Whether tokenized vectors to tokenized vectors saves you compute time or resources depends on what you are doing.
Tokenization is not a lossless compression other than at 0 temp. once you allow any probability into the responses the compression/decompression becomes lossy or non deterministic. that’s it’s power.
I’m building a text classifier and I already have cleaned my data (stopwords, lemmas etc.) for some conventional models. I was just wondering if I would consume less model-tokens if I submit this cleaned version to ada instead of the full text.

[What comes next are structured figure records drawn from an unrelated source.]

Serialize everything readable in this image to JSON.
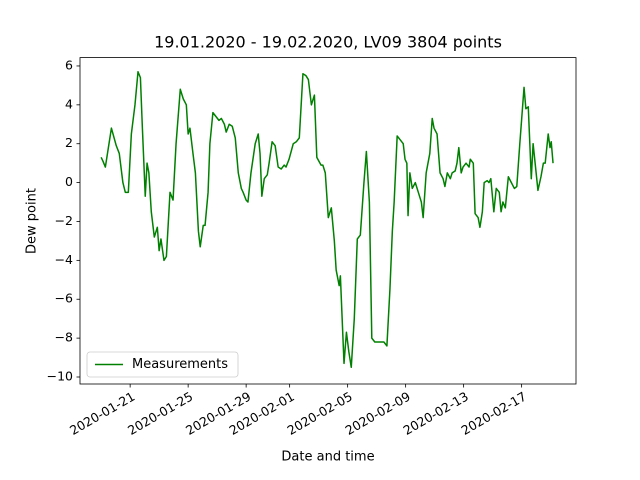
{
  "chart_data": {
    "type": "line",
    "title": "19.01.2020 - 19.02.2020, LV09 3804 points",
    "x_label": "Date and time",
    "y_label": "Dew point",
    "legend": "lower left",
    "xlim": [
      "2020-01-17 13:00",
      "2020-02-20 18:00"
    ],
    "xticks": [
      "2020-01-21",
      "2020-01-25",
      "2020-01-29",
      "2020-02-01",
      "2020-02-05",
      "2020-02-09",
      "2020-02-13",
      "2020-02-17"
    ],
    "ylim": [
      -10.36,
      6.43
    ],
    "yticks": [
      {
        "value": -10,
        "label": "−10"
      },
      {
        "value": -8,
        "label": "−8"
      },
      {
        "value": -6,
        "label": "−6"
      },
      {
        "value": -4,
        "label": "−4"
      },
      {
        "value": -2,
        "label": "−2"
      },
      0,
      2,
      4,
      6
    ],
    "x": [
      "2020-01-19 00:00",
      "2020-01-19 03:00",
      "2020-01-19 07:00",
      "2020-01-19 17:00",
      "2020-01-20 01:00",
      "2020-01-20 06:00",
      "2020-01-20 12:00",
      "2020-01-20 16:00",
      "2020-01-20 21:00",
      "2020-01-21 02:00",
      "2020-01-21 08:00",
      "2020-01-21 13:00",
      "2020-01-21 17:00",
      "2020-01-21 20:00",
      "2020-01-22 01:00",
      "2020-01-22 04:00",
      "2020-01-22 07:00",
      "2020-01-22 11:00",
      "2020-01-22 16:00",
      "2020-01-22 21:00",
      "2020-01-23 00:00",
      "2020-01-23 03:00",
      "2020-01-23 08:00",
      "2020-01-23 12:00",
      "2020-01-23 18:00",
      "2020-01-23 23:00",
      "2020-01-24 04:00",
      "2020-01-24 11:00",
      "2020-01-24 16:00",
      "2020-01-24 21:00",
      "2020-01-25 00:00",
      "2020-01-25 03:00",
      "2020-01-25 08:00",
      "2020-01-25 12:00",
      "2020-01-25 17:00",
      "2020-01-25 20:00",
      "2020-01-26 01:00",
      "2020-01-26 04:00",
      "2020-01-26 09:00",
      "2020-01-26 12:00",
      "2020-01-26 17:00",
      "2020-01-26 22:00",
      "2020-01-27 03:00",
      "2020-01-27 07:00",
      "2020-01-27 12:00",
      "2020-01-27 15:00",
      "2020-01-27 20:00",
      "2020-01-28 01:00",
      "2020-01-28 06:00",
      "2020-01-28 11:00",
      "2020-01-28 16:00",
      "2020-01-28 19:00",
      "2020-01-29 00:00",
      "2020-01-29 03:00",
      "2020-01-29 08:00",
      "2020-01-29 15:00",
      "2020-01-29 20:00",
      "2020-01-29 23:00",
      "2020-01-30 02:00",
      "2020-01-30 06:00",
      "2020-01-30 11:00",
      "2020-01-30 14:00",
      "2020-01-30 19:00",
      "2020-01-31 00:00",
      "2020-01-31 05:00",
      "2020-01-31 10:00",
      "2020-01-31 15:00",
      "2020-01-31 18:00",
      "2020-01-31 23:00",
      "2020-02-01 06:00",
      "2020-02-01 11:00",
      "2020-02-01 16:00",
      "2020-02-01 22:00",
      "2020-02-02 03:00",
      "2020-02-02 07:00",
      "2020-02-02 12:00",
      "2020-02-02 17:00",
      "2020-02-02 21:00",
      "2020-02-03 04:00",
      "2020-02-03 07:00",
      "2020-02-03 11:00",
      "2020-02-03 16:00",
      "2020-02-03 21:00",
      "2020-02-04 02:00",
      "2020-02-04 05:00",
      "2020-02-04 10:00",
      "2020-02-04 12:00",
      "2020-02-04 18:00",
      "2020-02-04 22:00",
      "2020-02-05 02:00",
      "2020-02-05 06:00",
      "2020-02-05 11:00",
      "2020-02-05 16:00",
      "2020-02-05 21:00",
      "2020-02-06 03:00",
      "2020-02-06 07:00",
      "2020-02-06 12:00",
      "2020-02-06 16:00",
      "2020-02-06 21:00",
      "2020-02-07 06:00",
      "2020-02-07 12:00",
      "2020-02-07 17:00",
      "2020-02-07 22:00",
      "2020-02-08 02:00",
      "2020-02-08 05:00",
      "2020-02-08 10:00",
      "2020-02-08 15:00",
      "2020-02-08 20:00",
      "2020-02-08 23:00",
      "2020-02-09 02:00",
      "2020-02-09 04:00",
      "2020-02-09 07:00",
      "2020-02-09 11:00",
      "2020-02-09 16:00",
      "2020-02-09 21:00",
      "2020-02-10 02:00",
      "2020-02-10 05:00",
      "2020-02-10 10:00",
      "2020-02-10 16:00",
      "2020-02-10 20:00",
      "2020-02-10 23:00",
      "2020-02-11 04:00",
      "2020-02-11 09:00",
      "2020-02-11 14:00",
      "2020-02-11 17:00",
      "2020-02-11 21:00",
      "2020-02-12 02:00",
      "2020-02-12 05:00",
      "2020-02-12 10:00",
      "2020-02-12 13:00",
      "2020-02-12 16:00",
      "2020-02-12 20:00",
      "2020-02-12 23:00",
      "2020-02-13 04:00",
      "2020-02-13 09:00",
      "2020-02-13 11:00",
      "2020-02-13 16:00",
      "2020-02-13 19:00",
      "2020-02-14 00:00",
      "2020-02-14 03:00",
      "2020-02-14 07:00",
      "2020-02-14 10:00",
      "2020-02-14 15:00",
      "2020-02-14 18:00",
      "2020-02-14 21:00",
      "2020-02-15 02:00",
      "2020-02-15 06:00",
      "2020-02-15 11:00",
      "2020-02-15 14:00",
      "2020-02-15 17:00",
      "2020-02-15 21:00",
      "2020-02-16 02:00",
      "2020-02-16 07:00",
      "2020-02-16 12:00",
      "2020-02-16 16:00",
      "2020-02-16 21:00",
      "2020-02-17 04:00",
      "2020-02-17 07:00",
      "2020-02-17 11:00",
      "2020-02-17 16:00",
      "2020-02-17 19:00",
      "2020-02-18 00:00",
      "2020-02-18 03:00",
      "2020-02-18 08:00",
      "2020-02-18 12:00",
      "2020-02-18 15:00",
      "2020-02-18 20:00",
      "2020-02-18 23:00",
      "2020-02-19 01:00",
      "2020-02-19 04:00"
    ],
    "series": [
      {
        "name": "Measurements",
        "color": "#008000",
        "values": [
          1.3,
          1.1,
          0.8,
          2.8,
          1.9,
          1.5,
          0,
          -0.5,
          -0.5,
          2.5,
          4,
          5.7,
          5.4,
          3,
          -0.7,
          1,
          0.5,
          -1.5,
          -2.8,
          -2.3,
          -3.5,
          -2.9,
          -4,
          -3.8,
          -0.5,
          -0.9,
          2,
          4.8,
          4.3,
          4,
          2.5,
          2.8,
          1.5,
          0.5,
          -2.5,
          -3.3,
          -2.2,
          -2.2,
          -0.5,
          2,
          3.6,
          3.4,
          3.2,
          3.3,
          3,
          2.6,
          3,
          2.9,
          2.3,
          0.5,
          -0.3,
          -0.5,
          -0.9,
          -1,
          0.5,
          2,
          2.5,
          1.5,
          -0.7,
          0.2,
          0.4,
          1,
          2.1,
          1.9,
          0.8,
          0.7,
          0.9,
          0.8,
          1.2,
          2,
          2.1,
          2.3,
          5.6,
          5.5,
          5.3,
          4,
          4.5,
          1.3,
          0.9,
          0.9,
          0.5,
          -1.8,
          -1.3,
          -3,
          -4.5,
          -5.3,
          -4.8,
          -9.3,
          -7.7,
          -8.7,
          -9.5,
          -7,
          -2.9,
          -2.7,
          0,
          1.6,
          -1,
          -8,
          -8.2,
          -8.2,
          -8.2,
          -8.4,
          -5.5,
          -2.5,
          -1,
          2.4,
          2.2,
          2,
          1.2,
          1,
          -1.7,
          0.5,
          -0.3,
          0,
          -0.5,
          -1,
          -1.8,
          0.5,
          1.5,
          3.3,
          2.8,
          2.5,
          0.5,
          0.2,
          -0.2,
          0.5,
          0.2,
          0.5,
          0.6,
          1,
          1.8,
          0.5,
          0.8,
          1,
          0.8,
          1.2,
          1,
          -1.6,
          -1.8,
          -2.3,
          -1.5,
          0,
          0.1,
          0,
          0.2,
          -1.5,
          -0.3,
          -0.5,
          -1.5,
          -1,
          -1.3,
          0.3,
          0,
          -0.3,
          -0.2,
          2,
          4.9,
          3.8,
          3.9,
          0.2,
          2,
          0.5,
          -0.4,
          0.3,
          1,
          1,
          2.5,
          1.8,
          2.1,
          1
        ]
      }
    ]
  }
}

Since I don’t really understand how the models work, it might have an impact on prediction quality if they also take stopwords/POS into account that I remove through my own preprocessing. Or maybe it helps.
I am curious about which of my data I should use for classification and whether there is a tradeoff.

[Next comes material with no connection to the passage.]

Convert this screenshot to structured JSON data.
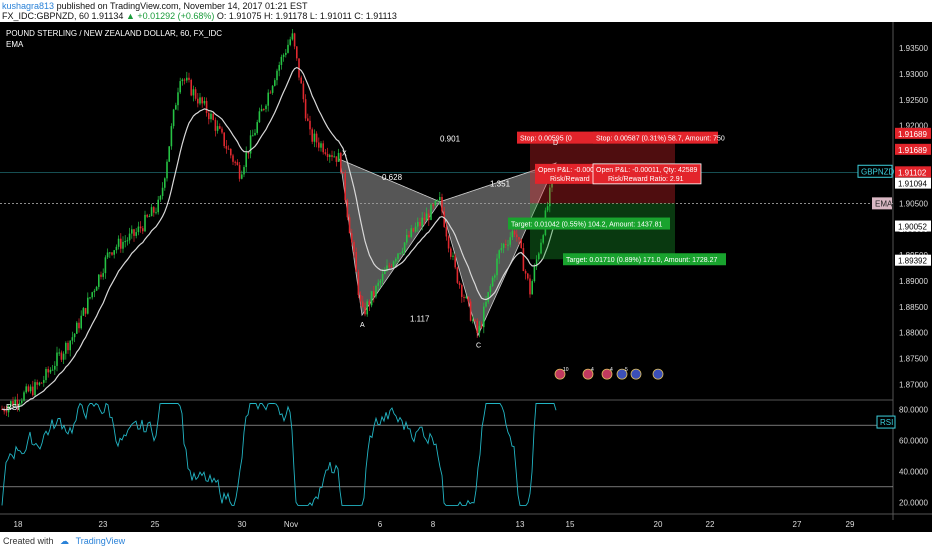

If the cleaned text is shorter (less tokens) than the original text, then it’ll consume less tokens. That said, ada is extremely cheap, so I’m not sure there would be any practical difference in pricing.
I’d encourage you to experiment with running predictions on both forms of data, since the cost is extremely low, so there’s no risk (ada is $0.0008 per 1,000 tokens).
Well if my preprocessing saves 10-20% of tokens I would not call that insignificant. (I haven’t calculated it, might be even more.)
And even though it is cheap that is countered by the sheer amount of data that I have. One classification-API call costs me about 1000 tokens right now.
To systematically assess how it performs with/without previous cleaning based on my data I would have to make several houndreds, if not thousands of classifications.
I see, thanks for explaining.
Hundreds to thousands of classifications then comes out to hundreds-of-thousands to millions (100s-1000s * 1000) of ada tokens, which is still in the range of cents-to-dollars.
For example:
- 100 ada calls of 1,000 tokens each = $0.08
- 1000 ada calls of 1,000 tokens each = $0.8
- 3000 ada calls of 1,000 tokens each = $2.4
We provide new users $18 worth of free tokens to experiment with, which is equivalent to 22,500 ada calls of 1,000 tokens each.
Yes exactly. That’s my issue. I have about 3000 phrases in my dataset which I could size down for testing purposes a bit, but it’s still problematic for my main use case. So I am thinking about how i can mitigate the implications of my underlying design which is very token hungry/inefficient. But since I am currently bound to that setup, the only thing I can do for now is mitigation.
I have users that need to dig through my dataset to define labels and everytime they find a part of a (new) label, they have the opportunity to label a few instances through a keyword-search. However, since these labels are not well defined yet, they can’t find all instances through obvious keywords which is where AI comes into play.
Furthermore, I am aiming for a collaborative situation, where the model takes a similar role to a real assistant who digs through the data and presents what it considers to be appropriate. Like a very primitive version of the dynamic that is shown here: https://www.youtube.com/watch?v=BdHj210v9Yo
I have a labeled gold-standard dataset for testing purposes, but in my real-world scenario the labels would evolve on the fly which is why I have decided on a binary classification for each new label.
To examine whether the performance is better or worse for some labels I have to test them all (e.g. because some might have more structural markers).
I have ~40 Labels * ~3000 Classifications of 1000 Tokens which is >18$.
Of course I can scale that down a bit, but I am still exploring other ways to improve efficiency. I probably can’t make that many API calls in a reasonable time anyway…